This New Approach May Reduce The Spread Of Lyme Disease

Finding an effective way to prevent the spread of tick-borne illness such as Lyme disease has been quite challenging over the past several decades.

Traditional approaches to reduce the possibility of tick bites have relied on physical barriers (screens on windows and doors), avoiding activities in at-risk environments (woods, long grasses), along with wearing long pants, long sleeves, socks and sturdy footwear. While insect repellents (i.e. DEET, picaridin, IR3535, oil of lemon eucalyptus [OLE]) are recommended by the CDC in adults, they should not be used in infants less than 2 months, with OLE not recommended under the age of 3 years, due to potential neurologic effects.

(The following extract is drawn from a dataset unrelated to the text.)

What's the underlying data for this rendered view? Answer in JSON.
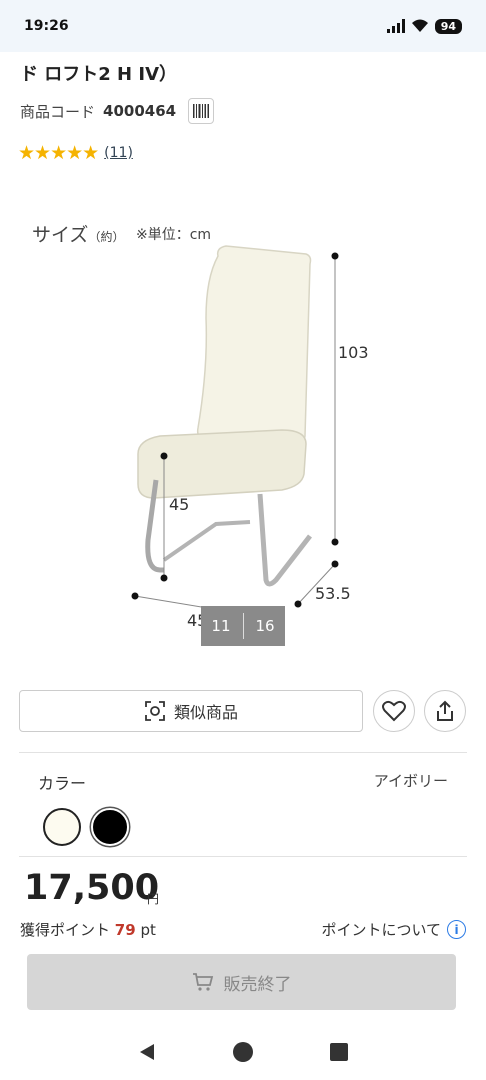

Other than reactive approaches—such as taking antibiotics after a suspected or confirmed tick bite—finding a way immobilize a tick after it attaches or begins to feed on a host may be one way to approach this complex and challenging problem.

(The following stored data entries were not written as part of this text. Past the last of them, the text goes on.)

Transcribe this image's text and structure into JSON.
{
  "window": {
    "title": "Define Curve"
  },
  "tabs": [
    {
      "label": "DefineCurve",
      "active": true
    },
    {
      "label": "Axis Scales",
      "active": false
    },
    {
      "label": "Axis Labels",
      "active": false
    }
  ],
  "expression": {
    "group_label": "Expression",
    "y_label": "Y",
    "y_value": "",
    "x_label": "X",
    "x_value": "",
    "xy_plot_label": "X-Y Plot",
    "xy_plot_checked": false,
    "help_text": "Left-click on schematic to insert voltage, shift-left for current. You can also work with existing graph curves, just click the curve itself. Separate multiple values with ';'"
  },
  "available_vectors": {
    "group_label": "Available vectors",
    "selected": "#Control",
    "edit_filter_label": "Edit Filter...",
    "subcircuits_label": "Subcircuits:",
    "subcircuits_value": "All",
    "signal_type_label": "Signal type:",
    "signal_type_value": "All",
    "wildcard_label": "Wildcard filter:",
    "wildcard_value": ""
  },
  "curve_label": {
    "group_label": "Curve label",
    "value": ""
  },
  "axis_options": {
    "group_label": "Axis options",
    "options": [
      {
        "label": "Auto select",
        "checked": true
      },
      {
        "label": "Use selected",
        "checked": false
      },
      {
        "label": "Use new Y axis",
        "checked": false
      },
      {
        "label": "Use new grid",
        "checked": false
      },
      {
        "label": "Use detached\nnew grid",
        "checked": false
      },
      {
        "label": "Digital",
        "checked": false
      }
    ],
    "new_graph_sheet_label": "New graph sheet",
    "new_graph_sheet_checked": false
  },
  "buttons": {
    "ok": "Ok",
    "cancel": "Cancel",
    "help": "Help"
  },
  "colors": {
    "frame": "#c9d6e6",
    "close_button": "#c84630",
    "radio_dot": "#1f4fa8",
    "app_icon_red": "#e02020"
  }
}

One viable approach to control the tick population may be to focus on not only the tick's saliva, but the structure of the salary gland itself. Past research has shown that it's the saliva from a tick's bite which can transmit pathogens that lead to chronic and debilitating illnesses, such as Lyme disease, babesiosis, ehrlichiosis and anaplasmosis.

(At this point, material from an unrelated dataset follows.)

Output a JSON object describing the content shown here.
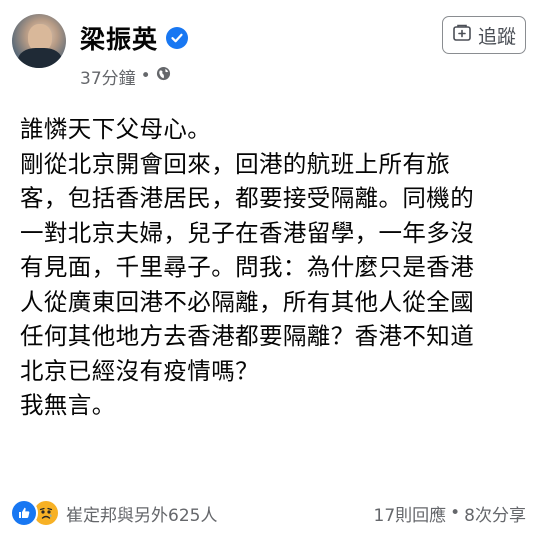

Now, researchers from Louisiana State University have developed a new approach that goes right to the place where a tick transmits disease: its salivary glands (which produce saliva).

Their approach is to harness the power of specific compounds known as ion channel blockers that can dry up a tick’s saliva by interfering with a delicate balance of ions in the salivary gland. This results in a drastic eduction in feeding time, which ultimately reduces the possibility of transmitting bacteria and other pathogens.

The research will be presented today at the American Chemical Society (ACS) Fall 2019 National Meeting & Exposition in San Diego.

"Lyme disease is exploding in the northeastern U.S.," said Daniel Swale, Ph.D., the project's principal investigator in a press release. "Most methods to kill ticks in the agricultural sector involve the use of neurotoxic insecticides, but it's difficult to effectively use these insecticides to control ticks in residential areas. So we wanted to identify a new way to control these disease-carrying ticks."

"We knew that the salivary gland is critical to the biological success of ticks, suggesting it had potential as a target for a pesticide that works through a new mechanism," said Zhilin Li, a doctoral student from Louisiana State University who is presenting the work at the meeting today.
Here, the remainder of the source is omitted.